Mystery writers have a clear goal—catch the villain. But you also need to clarify what the stakes are if your sleuth fails.
As your sleuth tries to solve the mystery puzzle, smaller goals and accompanying stakes help you build conflict and tension in the long middle. And here’s where you can make the situation go from bad to worse. And just to add complication, what if your character gets what they want, but getting what they want puts them in an even worse position than they were before.
You can bump up the stakes by adding a ticking clock. Your sleuth must solve the crime before a certain time. For an amateur sleuth, you can invent a deadline related to their personal life. Be careful with law enforcement professionals and a ticking clock. For instance, a homicide detective would not take on a case one month before retirement.
Stakes build tension. When your protagonist meets an obstacle, and the reader knows the consequences of failure, they become emotionally invested in the scene.
Control the pace for your reader by balancing action scenes with reflective, internal moments. You give your reader excitement and recovery. You are creating momentum.
Use the quieter scenes to share relationship details or your character’s thoughts and memories. They can take a break from sleuthing. These scenes give readers a chance to orient themselves in the story and process their reactions. James Lee Burke sends Dave Robicheaux fishing between dramatic moments.

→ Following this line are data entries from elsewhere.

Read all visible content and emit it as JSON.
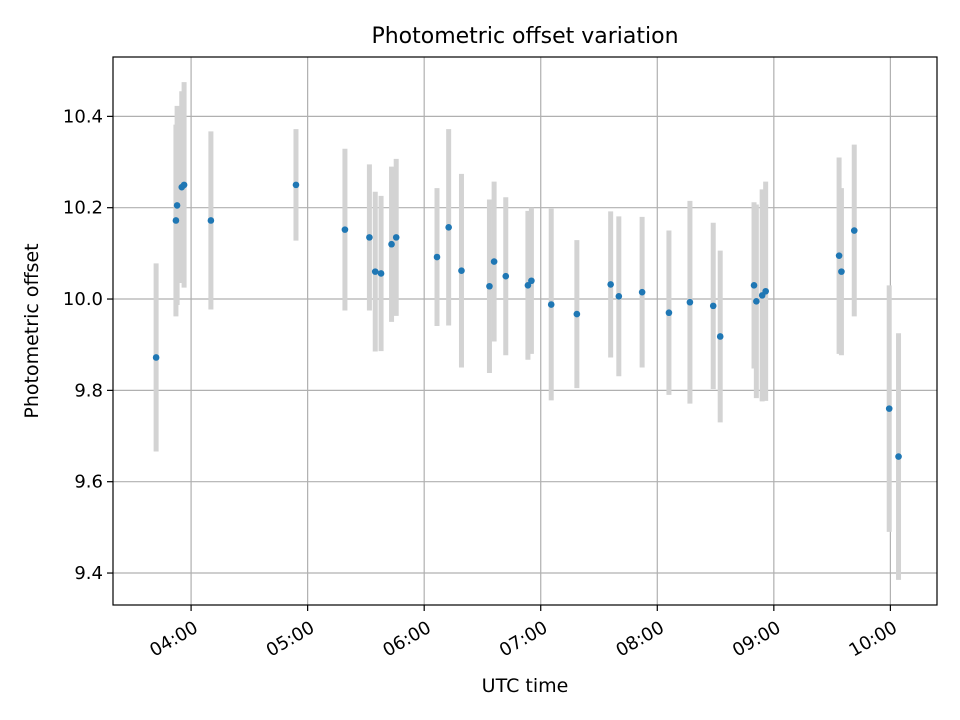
{
  "chart_data": {
    "type": "scatter",
    "title": "Photometric offset variation",
    "xlabel": "UTC time",
    "ylabel": "Photometric offset",
    "xlim": [
      3.33,
      10.4
    ],
    "ylim": [
      9.33,
      10.53
    ],
    "grid": true,
    "x_ticks": [
      {
        "value": 4,
        "label": "04:00"
      },
      {
        "value": 5,
        "label": "05:00"
      },
      {
        "value": 6,
        "label": "06:00"
      },
      {
        "value": 7,
        "label": "07:00"
      },
      {
        "value": 8,
        "label": "08:00"
      },
      {
        "value": 9,
        "label": "09:00"
      },
      {
        "value": 10,
        "label": "10:00"
      }
    ],
    "y_ticks": [
      {
        "value": 9.4,
        "label": "9.4"
      },
      {
        "value": 9.6,
        "label": "9.6"
      },
      {
        "value": 9.8,
        "label": "9.8"
      },
      {
        "value": 10.0,
        "label": "10.0"
      },
      {
        "value": 10.2,
        "label": "10.2"
      },
      {
        "value": 10.4,
        "label": "10.4"
      }
    ],
    "x_unit": "hours UTC (decimal)",
    "series": [
      {
        "name": "offset",
        "color": "#1f77b4",
        "error_color": "#d3d3d3",
        "points": [
          {
            "x": 3.7,
            "y": 9.872,
            "err": 0.206
          },
          {
            "x": 3.87,
            "y": 10.172,
            "err": 0.21
          },
          {
            "x": 3.88,
            "y": 10.205,
            "err": 0.218
          },
          {
            "x": 3.92,
            "y": 10.245,
            "err": 0.21
          },
          {
            "x": 3.94,
            "y": 10.25,
            "err": 0.225
          },
          {
            "x": 4.17,
            "y": 10.172,
            "err": 0.195
          },
          {
            "x": 4.9,
            "y": 10.25,
            "err": 0.122
          },
          {
            "x": 5.32,
            "y": 10.152,
            "err": 0.177
          },
          {
            "x": 5.53,
            "y": 10.135,
            "err": 0.16
          },
          {
            "x": 5.58,
            "y": 10.06,
            "err": 0.175
          },
          {
            "x": 5.63,
            "y": 10.056,
            "err": 0.17
          },
          {
            "x": 5.72,
            "y": 10.12,
            "err": 0.17
          },
          {
            "x": 5.76,
            "y": 10.135,
            "err": 0.172
          },
          {
            "x": 6.11,
            "y": 10.092,
            "err": 0.151
          },
          {
            "x": 6.21,
            "y": 10.157,
            "err": 0.215
          },
          {
            "x": 6.32,
            "y": 10.062,
            "err": 0.212
          },
          {
            "x": 6.56,
            "y": 10.028,
            "err": 0.19
          },
          {
            "x": 6.6,
            "y": 10.082,
            "err": 0.175
          },
          {
            "x": 6.7,
            "y": 10.05,
            "err": 0.173
          },
          {
            "x": 6.89,
            "y": 10.03,
            "err": 0.163
          },
          {
            "x": 6.92,
            "y": 10.04,
            "err": 0.16
          },
          {
            "x": 7.09,
            "y": 9.988,
            "err": 0.21
          },
          {
            "x": 7.31,
            "y": 9.967,
            "err": 0.162
          },
          {
            "x": 7.6,
            "y": 10.032,
            "err": 0.16
          },
          {
            "x": 7.67,
            "y": 10.006,
            "err": 0.175
          },
          {
            "x": 7.87,
            "y": 10.015,
            "err": 0.165
          },
          {
            "x": 8.1,
            "y": 9.97,
            "err": 0.18
          },
          {
            "x": 8.28,
            "y": 9.993,
            "err": 0.222
          },
          {
            "x": 8.48,
            "y": 9.985,
            "err": 0.182
          },
          {
            "x": 8.54,
            "y": 9.918,
            "err": 0.188
          },
          {
            "x": 8.83,
            "y": 10.03,
            "err": 0.182
          },
          {
            "x": 8.85,
            "y": 9.995,
            "err": 0.212
          },
          {
            "x": 8.9,
            "y": 10.008,
            "err": 0.232
          },
          {
            "x": 8.93,
            "y": 10.017,
            "err": 0.24
          },
          {
            "x": 9.56,
            "y": 10.095,
            "err": 0.215
          },
          {
            "x": 9.58,
            "y": 10.06,
            "err": 0.183
          },
          {
            "x": 9.69,
            "y": 10.15,
            "err": 0.188
          },
          {
            "x": 9.99,
            "y": 9.76,
            "err": 0.27
          },
          {
            "x": 10.07,
            "y": 9.655,
            "err": 0.27
          }
        ]
      }
    ]
  }
}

The balance between action and reflection keeps your reader from tedium or overwhelm; too much of the same pace and your reader loses interest.
The purpose of each scene is to move the story forward. Beginning writers often wrestle with scenes filled with description or backstory because they feel the reader needs to know everything.
Randy Ingermanson outlines the three basic components of alternating active and reactive scenes.
Although the elements seem simplistic, you’ll find alternating the scenes creates the balance you need to maintain pacing throughout the story. Build tension by escalating the conflict and raising the stakes, but keep the scene alternation sequence.
Tension that Builds to a Climax
Using all the pacing techniques, you build tension by raising stakes and putting your hero a greater risk. Whether it’s a decision that leads to action or action that leads to a new decision, keep alternating your scenes.
Test your hero’s weaknesses. Use his strengths to create conflict. Your pacing is the momentum that pushes your reader toward the final climax.
Pacing is Under Your Control
Novel pacing can be one of the biggest challenges for beginning writers. These guidelines may seem simple—short and long sentences, action and dialogue, conflict and stakes, alternating scenes. But, master writers follow these precepts.
Test your skill by writing two scenes in your story, incorporating all these techniques. You’ll find they are not limiting. And, you’ll discover that they help you build momentum.